Today, I had the chance to talk about it with Mark Desrosiers, Kensington’s handler extraordinaire, and he tried to impress upon me just how lucky we were to have all of the information we had, in order to make that difficult decision. With less clarity, the decision would have been that much more painful.
So, once again, I want to say thank you! to all of our wonderful vets, especially Dr. Rossi’s Animal Ultrasound Clinic in Salem, Massachusetts. He squeezed us in for a same day abdominal scan and allowed me to view the scan, as he explained what he’d found. And thank you to the New Baltimore Animal Hospital in West Coxsackie, NY for performing their blood testing on site. These are the clinics we need for timely information, when emergencies arise. And also, I need to thank the wonderful veterinarians and vet techs at the Bulger Animal Hospital in North Andover, Massachusetts. They handled me, James and our situation with such compassion and sincerity, it allowed us to have the most wonderful last couple of hours together.
James passed over the rainbow bridge last Wednesday evening, at about 8pm, under the most beautiful coral and mauve sunset. We’d had big rain that he & I missed, as we were indoors for most of the late afternoon and evening.
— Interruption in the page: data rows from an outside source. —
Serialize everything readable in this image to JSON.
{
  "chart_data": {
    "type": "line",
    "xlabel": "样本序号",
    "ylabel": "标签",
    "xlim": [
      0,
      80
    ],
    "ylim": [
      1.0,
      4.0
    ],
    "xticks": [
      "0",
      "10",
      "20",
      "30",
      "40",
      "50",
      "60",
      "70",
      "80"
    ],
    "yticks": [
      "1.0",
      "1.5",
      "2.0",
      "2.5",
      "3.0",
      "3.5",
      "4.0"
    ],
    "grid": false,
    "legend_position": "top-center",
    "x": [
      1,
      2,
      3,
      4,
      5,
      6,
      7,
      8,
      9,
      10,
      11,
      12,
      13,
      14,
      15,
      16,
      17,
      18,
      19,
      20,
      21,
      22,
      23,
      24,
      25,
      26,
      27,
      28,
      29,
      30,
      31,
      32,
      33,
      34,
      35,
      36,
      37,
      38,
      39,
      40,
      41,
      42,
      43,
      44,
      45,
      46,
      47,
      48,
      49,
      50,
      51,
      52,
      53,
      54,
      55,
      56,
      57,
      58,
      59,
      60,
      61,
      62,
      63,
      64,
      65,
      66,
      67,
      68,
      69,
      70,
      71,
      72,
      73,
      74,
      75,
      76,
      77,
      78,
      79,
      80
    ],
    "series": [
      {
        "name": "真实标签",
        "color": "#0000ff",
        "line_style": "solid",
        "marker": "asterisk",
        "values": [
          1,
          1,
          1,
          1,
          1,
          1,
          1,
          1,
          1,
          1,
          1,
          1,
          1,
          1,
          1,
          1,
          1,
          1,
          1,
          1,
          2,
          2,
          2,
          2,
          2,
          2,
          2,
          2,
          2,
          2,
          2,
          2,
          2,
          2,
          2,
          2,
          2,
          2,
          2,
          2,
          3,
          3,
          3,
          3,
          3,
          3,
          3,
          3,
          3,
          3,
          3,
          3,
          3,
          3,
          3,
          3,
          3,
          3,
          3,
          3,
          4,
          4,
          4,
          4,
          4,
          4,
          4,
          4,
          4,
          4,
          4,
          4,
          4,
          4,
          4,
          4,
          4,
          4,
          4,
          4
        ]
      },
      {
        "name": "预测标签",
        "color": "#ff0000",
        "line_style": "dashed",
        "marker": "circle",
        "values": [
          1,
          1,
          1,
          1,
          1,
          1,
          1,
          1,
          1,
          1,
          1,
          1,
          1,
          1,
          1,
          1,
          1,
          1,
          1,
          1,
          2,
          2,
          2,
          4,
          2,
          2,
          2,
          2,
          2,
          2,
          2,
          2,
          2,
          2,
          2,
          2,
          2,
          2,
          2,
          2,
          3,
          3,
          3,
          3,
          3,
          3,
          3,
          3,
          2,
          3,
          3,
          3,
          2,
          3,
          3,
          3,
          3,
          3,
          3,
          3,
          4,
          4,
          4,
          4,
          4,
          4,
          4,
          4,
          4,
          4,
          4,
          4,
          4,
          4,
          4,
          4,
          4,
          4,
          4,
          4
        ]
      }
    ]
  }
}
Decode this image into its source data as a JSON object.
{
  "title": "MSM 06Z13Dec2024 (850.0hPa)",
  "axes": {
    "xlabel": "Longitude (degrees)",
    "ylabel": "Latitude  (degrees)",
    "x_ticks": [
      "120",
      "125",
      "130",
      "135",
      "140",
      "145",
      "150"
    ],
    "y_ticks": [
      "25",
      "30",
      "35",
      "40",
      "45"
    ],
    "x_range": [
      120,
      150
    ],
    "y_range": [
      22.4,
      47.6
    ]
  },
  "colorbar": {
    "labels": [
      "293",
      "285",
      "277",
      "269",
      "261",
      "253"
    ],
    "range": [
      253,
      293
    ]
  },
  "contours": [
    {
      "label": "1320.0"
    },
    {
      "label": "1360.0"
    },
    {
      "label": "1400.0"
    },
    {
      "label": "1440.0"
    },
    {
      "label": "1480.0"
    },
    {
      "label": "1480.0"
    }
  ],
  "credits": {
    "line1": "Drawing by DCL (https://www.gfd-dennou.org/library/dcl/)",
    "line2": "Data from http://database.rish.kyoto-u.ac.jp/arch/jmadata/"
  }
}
I grieve for James’ other forever mom and for his forever dad, as our boy Jimmy provided great companionship to them, as well as love and therapy during his forever dad’s recuperation last year.
Losing a pet leaves a hole, there’s no doubt about that. But sparing an animal from the pain and progressive deterioration that certain conditions create is both loving and kind. None of us would want our pet having to go through extreme invasive surgery, only to gain a short period of time with them. Weighing the factors is hell and each situation requires careful thought and soul searching.
Shalimar’s King James of Kensington was buried in the garden at my home, thanks to dear friends who were able to pick him up on Thursday and bring him down to us. They dug a great big hole for his box, Jing braided a rope crown of Vinca with beautiful daylilies, Cheryl brought his favorite disemboweled squeakie ducky and I cried. He was laid to rest, with his own offspring and a cousin in attendance. Lady Bacon is a James’ girl, Oliver is a James’ boy and Gigi is his half sister (they share the same sire). And Bob tried to play ‘Taps’ on my antique fox horn – but could only get one sound out of it. A little humor goes a long way, during times like these.
James was a much loved doggie and wants all the humans out there to know how happy he is, to have been spared an extreme experience. And how much he knows that we loved him completely.
Now, he’s off and scampering with Max, Mia, Ranger, Max Coleman, Betty cat, Peep, Queenie, Princess, Tenzing, Lily, Brewster, Archie! and the many, many other canine and feline friends who have crossed the bridge already. Reliving the happy memories is what he wants us to do. So, toward that end, I am starting with remembering how beautifully he played with all of the young puppies in our house and his wonderful maternal nature. And immersing myself in great old photos. Time will help and I wish it could be one year from now, it hurts that much.